Friedman’s basic thesis in all of his family therapy and congregational work is that a system – whether it be a family, a workplace, a congregation, or a country – is only as healthy as its leaders, and that the key to successful leadership is not learning how to manage one’s children or employees or parishioners or constituents, but learning how to manage oneself. If we are able to become differentiated – that is, to become defined by our own sense of identity that comes from a place of deep internal conviction rather than being defined by the feelings, opinions, and reactions of others – then we automatically have a positive effect on the system, even without directly trying to change anything about it. Friedman suggests that sometimes rather than taking the “problem child” or “problem person” into therapy, if the person who sees the problem in others can begin to work on themselves, their own internal work can change the system enough so that the “problem person” begins to change even without making any intentional effort themselves. It is an illustration of Jesus’s advice in the Sermon on the Mount: “Why do you see the speck in your neighbor’s eye, but do not notice the log in your own eye? Or how can you say to your neighbor, ‘Let me take the speck out of your eye,’ while the log is in your own eye? You hypocrite, first take the log out of your own eye, and then you will see clearly to take the speck out of your neighbor’s eye.” In other words, if you want others to address their faults, work first on addressing your own.

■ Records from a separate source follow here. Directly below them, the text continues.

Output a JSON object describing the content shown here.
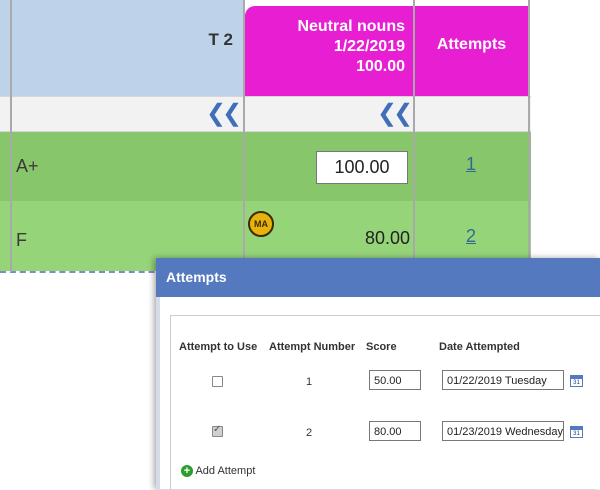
{
  "gradebook": {
    "columns": {
      "t2_label": "T 2",
      "neutral_nouns": {
        "title": "Neutral nouns",
        "date": "1/22/2019",
        "points": "100.00"
      },
      "attempts_label": "Attempts"
    },
    "collapse_icon": "double-chevron-left",
    "rows": [
      {
        "grade": "A+",
        "score": "100.00",
        "attempts": "1",
        "editable": true
      },
      {
        "grade": "F",
        "score": "80.00",
        "attempts": "2",
        "badge": "MA"
      }
    ]
  },
  "modal": {
    "title": "Attempts",
    "headers": {
      "use": "Attempt to Use",
      "number": "Attempt Number",
      "score": "Score",
      "date": "Date Attempted"
    },
    "attempts": [
      {
        "checked": false,
        "number": "1",
        "score": "50.00",
        "date": "01/22/2019 Tuesday"
      },
      {
        "checked": true,
        "number": "2",
        "score": "80.00",
        "date": "01/23/2019 Wednesday"
      }
    ],
    "calendar_day": "31",
    "add_label": "Add Attempt"
  },
  "colors": {
    "header_pink": "#e81ed3",
    "header_blue": "#bed3ea",
    "row_green": "#88c66c",
    "modal_blue": "#5479bf"
  }
}
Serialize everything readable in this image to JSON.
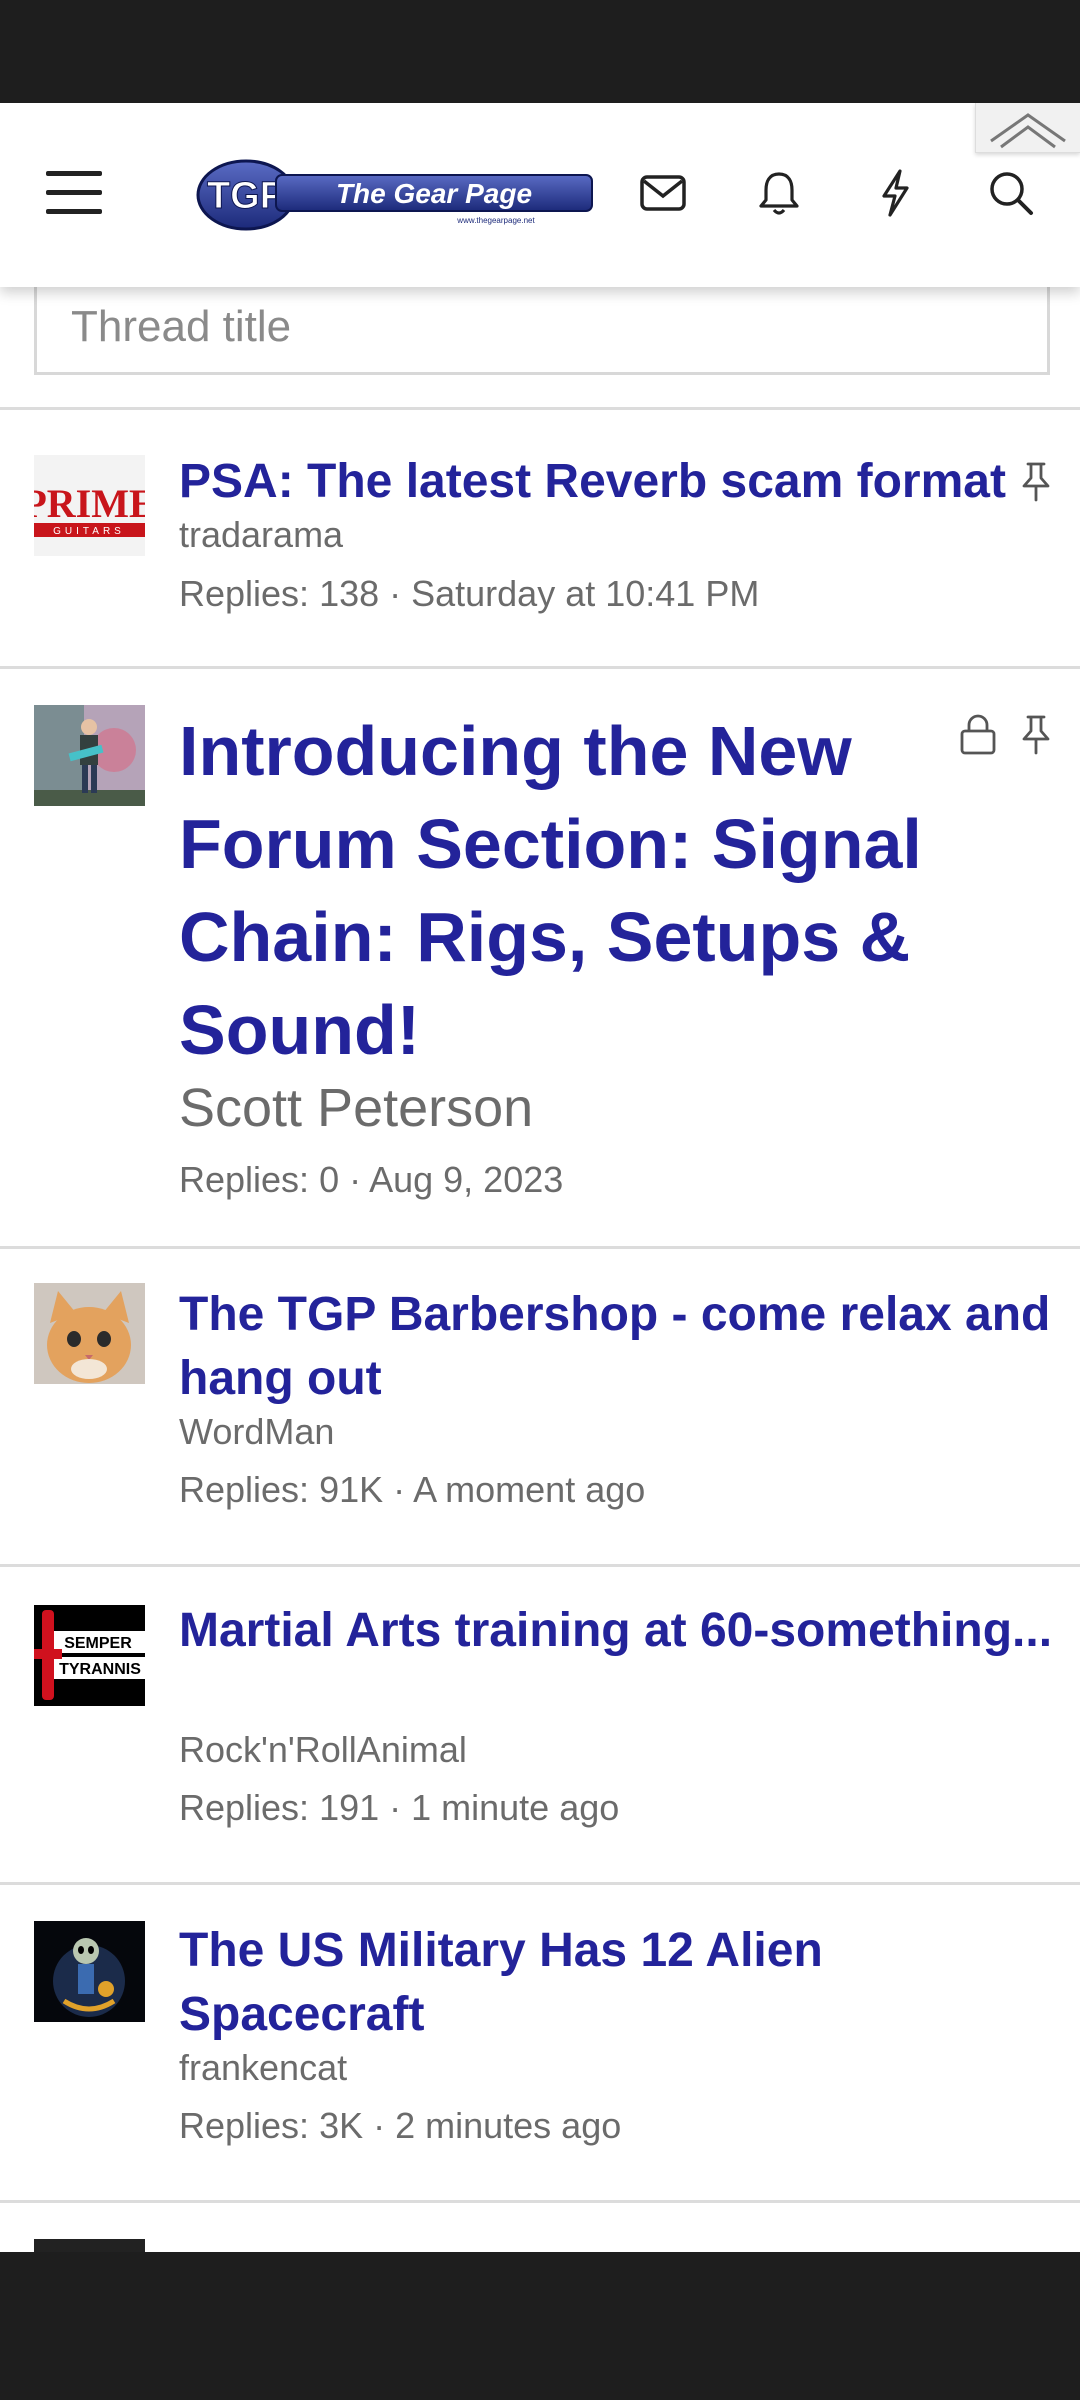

The work of faith is the work of serious reflection and self-examination. While we are called to work for reconciliation and peace and justice and righteousness in the world around us, that work must first start with ourselves. The old cliché about “Let there be peace on earth, and let it begin with me” has more truth to it than we realize. Or the one about “charity begins at home.” One way we can all work to change the world is to work on changing ourselves. It’s the only thing we really can change, after all. So as our eyes are opened to the faults in others, let us see that as an invitation to look more closely at the faults in ourselves. With much prayer and discernment, and with the help of a trusted guide like a therapist or spiritual director, we can change the world, one repentant sinner at a time.